Uncle River is due to appear as a panelist at two SF conventions in Summer, 2002: ReaderCon in the Boston area, July 12-14, and ArmadilloCon in Austin, Aug. 16-18. Trained in Jungian Analysis and holding what he believes to be the world's only earned Ph.D. in Psychology of the Unconscious (Union Institute, 1974), Uncle River has lived as a hermit/writer in the mountain Southwest for the past 20 years.
MOGOLLON NEWS
Set in the real New Mexico ghost town of Mogollon where Uncle River lived for five years, the fictitious "Mogollon News" began as a column in the Silver City Enterprise, at the time New Mexico's oldest continuously published weekly paper, in 1985. The "Mogollon News" ran as a regular feature on Public Radio Station KRWG, Las Cruces, from 1986-90, and has appeared as a column in several regional newspapers. Through the 90s, it was a regular feature in the leading British experimental speculative fiction periodical, BBR. Sufficiently authentic to back-country life that Uncle River's local postmistress wondered why she didn't know the people whose tales appeared in the paper, the complete "Mogollon News" comprises over two hundred stories, like the ones posted here. (Available in book-manuscript format to interested publishers.)
THUNDER MOUNTAIN
Thunder Mountain, (Mother Bird Books, 1213 Durango, Silver City, NM 88061, 189 pp., trade papberback, $11 + $1.50 shipping.) Set in the fictitious Thunder Range of remote Southwestern New Mexico, Thunder Mountain "explores how the land can live and how human spirits can bond with the land" (BBR). Thunder Mountain will show you the difference between an outlaw and a criminal.
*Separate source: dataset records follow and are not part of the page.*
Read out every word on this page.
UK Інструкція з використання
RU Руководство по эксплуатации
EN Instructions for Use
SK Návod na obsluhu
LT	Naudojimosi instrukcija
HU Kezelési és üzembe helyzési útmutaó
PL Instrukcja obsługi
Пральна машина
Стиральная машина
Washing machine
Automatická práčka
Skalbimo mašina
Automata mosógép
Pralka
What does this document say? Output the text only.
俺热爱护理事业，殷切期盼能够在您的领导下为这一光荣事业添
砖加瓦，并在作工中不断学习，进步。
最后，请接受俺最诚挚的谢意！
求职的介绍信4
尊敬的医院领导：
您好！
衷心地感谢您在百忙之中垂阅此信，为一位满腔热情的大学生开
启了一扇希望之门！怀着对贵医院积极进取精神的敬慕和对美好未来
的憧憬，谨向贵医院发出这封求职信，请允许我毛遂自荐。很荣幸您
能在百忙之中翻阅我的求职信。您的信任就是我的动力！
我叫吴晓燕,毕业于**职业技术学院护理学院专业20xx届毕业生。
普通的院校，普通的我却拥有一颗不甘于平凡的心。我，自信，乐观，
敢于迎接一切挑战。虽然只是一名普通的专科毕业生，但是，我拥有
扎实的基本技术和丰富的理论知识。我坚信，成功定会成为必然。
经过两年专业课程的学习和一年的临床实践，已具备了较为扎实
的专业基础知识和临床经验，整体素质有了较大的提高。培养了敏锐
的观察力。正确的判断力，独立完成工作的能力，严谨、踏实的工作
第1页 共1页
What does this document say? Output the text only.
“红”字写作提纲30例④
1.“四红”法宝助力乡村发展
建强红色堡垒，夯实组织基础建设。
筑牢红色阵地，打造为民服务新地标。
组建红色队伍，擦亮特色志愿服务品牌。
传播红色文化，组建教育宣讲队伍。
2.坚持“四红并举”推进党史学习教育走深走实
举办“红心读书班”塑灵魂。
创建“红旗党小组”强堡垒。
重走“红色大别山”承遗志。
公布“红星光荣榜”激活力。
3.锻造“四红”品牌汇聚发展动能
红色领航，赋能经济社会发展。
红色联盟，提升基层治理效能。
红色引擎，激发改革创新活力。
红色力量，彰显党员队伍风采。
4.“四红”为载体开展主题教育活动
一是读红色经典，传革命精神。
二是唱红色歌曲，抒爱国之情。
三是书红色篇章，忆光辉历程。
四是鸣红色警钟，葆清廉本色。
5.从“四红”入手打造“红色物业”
"Uncle River transcends mere authorship to become an authentic voice of the abused land." . . . Paul DiFilippo, Asimov's Science Fiction
". . . a new sort of creature, perhaps related to magical realism, which I hope gets positive notice in both of its home worlds - New Mexico regional writing and science fiction...The way the book is structured makes an important read, which is good since the story is pleasant and brings laughter and tears at the right places." . . . Don Webb, The New York Review of Science Fiction XIZQUIL
Speculative fiction, poetry, articles, and art, Uncle River edited XIZQUIL from 1989-98, through 16 issues, winning a Rhysling Award for Year's Best Long Poem from the Science Fiction Poetry Association and placing stories regularly on the Honorable Mention list in Gardner Dozois's annual Year's Best Science Fiction anthologies.
"What better place than the genre of the fantastic to explore new ways of telling stories? XIZQUIL, edited by Uncle River, is firmly pointed in this direction." . . . Michael P. Belfiore, Tangent.